Hacker News

Running EKS on AWS was their problem. If they didn't run EKS on AWS, they would've had a considerably simpler setup running Amazon Linux, not having to upgrade Kubernetes every 3 quarters, managing network security using security groups instead of having open internal networking, and running in a single AZ would've eliminated intra-AZ costs. In large data centers like us-east-1, an individual AZ is actually internally striped for extra redundancy, and you are much more likely to experience regional downtime than single AZ downtime, especially if you have a stable workload and do not rely on tech beyond rock-solid basics (EC2, VPC, ELB, S3, EBS). If you're willing to operate a single bare metal rack in a DC, you should be willing to run in a single AWS AZ.

I don't know how much time they spend configuring/dealing with Kubernetes, but I bet it's a large chunk of the 24 hour engineer-hours per quarter. But this is not a required expense: "EKS had an extra $1,260/month control-plane fee". Running EKS adds a massive IAM policy maintenance overhead, whereas a non-EKS (EC2 w/ golden AMIs) setup results in drastically simpler IAM policies.

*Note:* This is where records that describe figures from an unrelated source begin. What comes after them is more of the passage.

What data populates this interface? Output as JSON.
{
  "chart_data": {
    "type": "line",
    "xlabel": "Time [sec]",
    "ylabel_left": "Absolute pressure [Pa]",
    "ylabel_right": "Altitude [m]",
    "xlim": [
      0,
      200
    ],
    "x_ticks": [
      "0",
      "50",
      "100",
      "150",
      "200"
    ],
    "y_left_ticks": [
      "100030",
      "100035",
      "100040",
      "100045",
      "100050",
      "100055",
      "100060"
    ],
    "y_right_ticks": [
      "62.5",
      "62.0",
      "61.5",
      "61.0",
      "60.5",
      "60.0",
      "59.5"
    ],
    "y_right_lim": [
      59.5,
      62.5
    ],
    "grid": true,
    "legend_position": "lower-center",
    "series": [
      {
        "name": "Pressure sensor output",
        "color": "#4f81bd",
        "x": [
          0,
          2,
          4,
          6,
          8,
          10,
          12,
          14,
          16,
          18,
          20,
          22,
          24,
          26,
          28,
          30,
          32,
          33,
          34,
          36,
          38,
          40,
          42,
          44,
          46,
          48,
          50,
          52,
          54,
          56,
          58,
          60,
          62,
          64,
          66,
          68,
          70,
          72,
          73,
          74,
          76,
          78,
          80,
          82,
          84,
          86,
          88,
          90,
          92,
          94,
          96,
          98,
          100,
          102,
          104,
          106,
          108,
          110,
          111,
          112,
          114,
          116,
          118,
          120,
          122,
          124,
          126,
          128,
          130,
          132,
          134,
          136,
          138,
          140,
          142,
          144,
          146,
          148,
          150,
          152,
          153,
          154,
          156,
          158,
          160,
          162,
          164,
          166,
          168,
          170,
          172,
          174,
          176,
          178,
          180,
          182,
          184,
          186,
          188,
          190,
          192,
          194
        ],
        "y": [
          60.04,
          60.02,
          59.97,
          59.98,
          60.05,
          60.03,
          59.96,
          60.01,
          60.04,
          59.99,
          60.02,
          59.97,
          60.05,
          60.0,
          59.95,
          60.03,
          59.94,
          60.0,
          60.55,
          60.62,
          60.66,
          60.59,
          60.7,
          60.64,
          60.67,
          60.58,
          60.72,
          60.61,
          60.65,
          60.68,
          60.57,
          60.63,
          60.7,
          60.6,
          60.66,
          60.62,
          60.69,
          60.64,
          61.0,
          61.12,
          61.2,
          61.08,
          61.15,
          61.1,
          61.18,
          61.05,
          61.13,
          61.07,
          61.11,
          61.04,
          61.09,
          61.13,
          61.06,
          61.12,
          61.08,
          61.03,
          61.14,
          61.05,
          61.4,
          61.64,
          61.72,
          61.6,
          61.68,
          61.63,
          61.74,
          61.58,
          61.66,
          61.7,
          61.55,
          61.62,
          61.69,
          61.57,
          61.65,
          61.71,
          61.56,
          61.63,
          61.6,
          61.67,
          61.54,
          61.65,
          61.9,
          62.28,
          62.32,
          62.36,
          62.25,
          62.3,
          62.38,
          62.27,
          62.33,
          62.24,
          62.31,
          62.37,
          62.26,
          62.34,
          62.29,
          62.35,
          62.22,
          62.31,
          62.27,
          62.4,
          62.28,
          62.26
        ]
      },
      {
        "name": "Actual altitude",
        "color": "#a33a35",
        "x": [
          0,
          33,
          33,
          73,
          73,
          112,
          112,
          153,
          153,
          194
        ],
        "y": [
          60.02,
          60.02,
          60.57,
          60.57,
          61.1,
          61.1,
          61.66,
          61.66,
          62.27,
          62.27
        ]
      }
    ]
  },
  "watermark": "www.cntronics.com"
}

NAT gateways are ~$50 a month, plus data transfer. Setting up a gateway VPC endpoint to S3 will avoid having to pay transfer charges to S3.

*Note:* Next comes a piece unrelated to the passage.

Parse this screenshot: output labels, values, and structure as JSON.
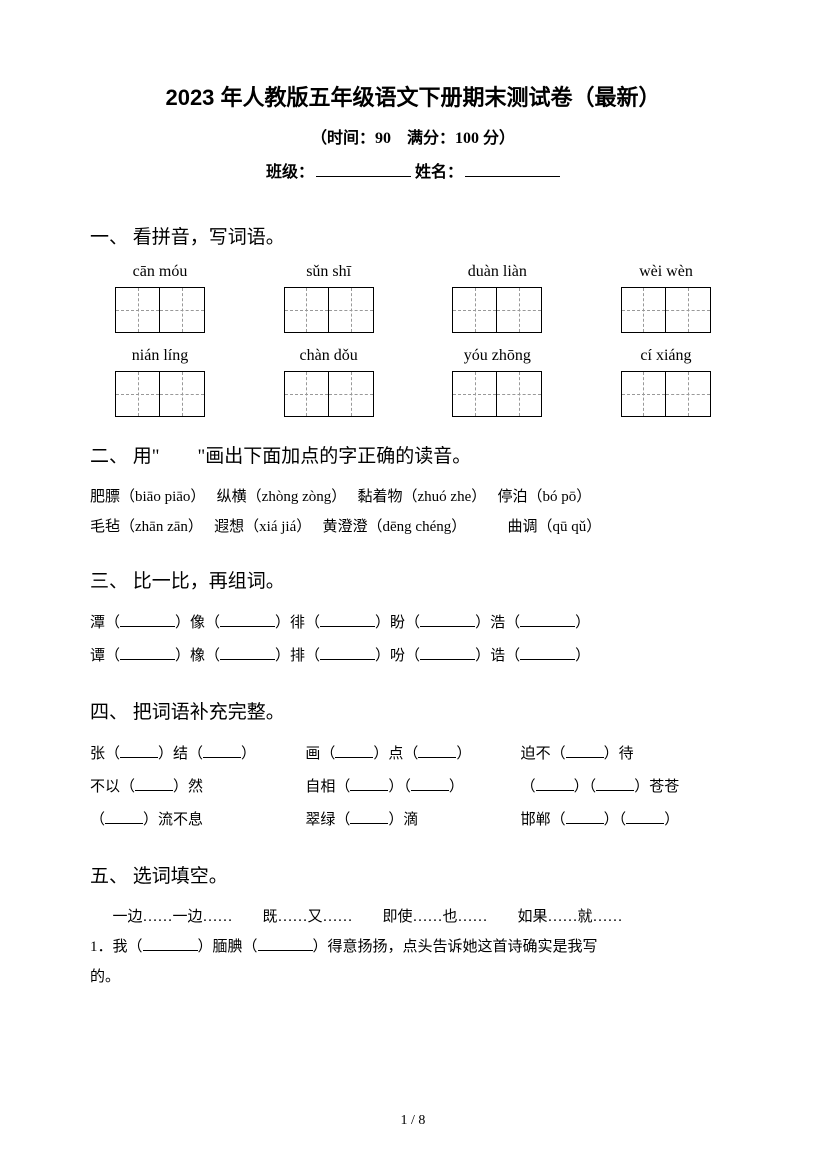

They were at 90% reservation capacity, so they should be using reservations for greater savings and in fact, running stable workloads with reservations is something that AWS excels at. Reservation means that you will be able to terminate and re-launch instances even when there's a spike in demand from other users--your instance capacity is guaranteed.

Running the basics on VMs also effectively avoids vendor lock-in. Every cloud provider supports VMs with a RedHat clone, VPCs, load balancing, networked storage, access controls, object storage and a fixed size fleet with auto-relaunch on instance failure.

With a consistent workload, they would have very likely escaped the downtime from AWS a week ago as well, because, as per AWS, "existing EC2 instances that had been launched prior to the start of the event remained healthy and did not experience any impact for the duration of the event".

With Terraform and automation for building launchable images, you can stand up a cluster quickly in any region with secure networking, including in a separate AWS account, in the same region, for the sake of testing.

With AWS, you can set up automatic EBS backups of all your data to snapshots trivially, and even send them to a 3rd locked-down account, so they can't be accidentally wiped.